CBT-I is cheap and found to be effective in a variety of studies and has an extremely small harm profile. Medications for insomnia have been found to be ineffective more often than not and have side effects that include up to things like dementia and death.
CBT-I first.
Aren't off-label prescriptions ~25% of all prescriptions? And doesn't applying for FDA approval de facto require a positive return to be expected before the patent expires? And NICE and other meta-analyses came to the same conclusion as Cochrane. And CBT-I isn't FDA approved, either.
But what proportion of studies finding positive result is sufficient and what control problems are acceptable?

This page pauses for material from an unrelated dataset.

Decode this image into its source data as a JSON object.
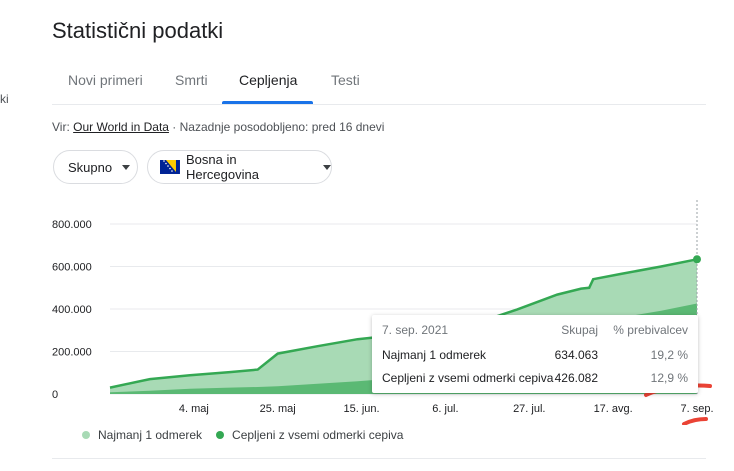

If only a borderline majority of studies are positive and better controlled studies are less likely to have positive results, shouldn't we assign a low probability to a treatment being effective, rather than a high probability?
Yes there are a lot of considerations, that was my point.
I'm really not sure where you are going for this.
What is the minimum evidence needed for high confidence that a treatment is highly effective and why? If exactly half of all CBT-I studies favored CBT-I over placebo, rather than a borderline majority, How would that change your assessment? I think understand your assessment that drugs are riskier than CBT-I, but I don't understand your assessment that CBT-I is superlatively effective.
I'm not particularly interested in litigating how to analyze research quality which is an extremely complicated topic.
The thrust of my post is that several (referenced) practice guidelines all reports that medications are not a good option and suggest lifestyle modification be done first, which is the recommendation I relayed in my post.
If you want to discuss what appropriate exclusion criteria are I'm not your guy in this setting.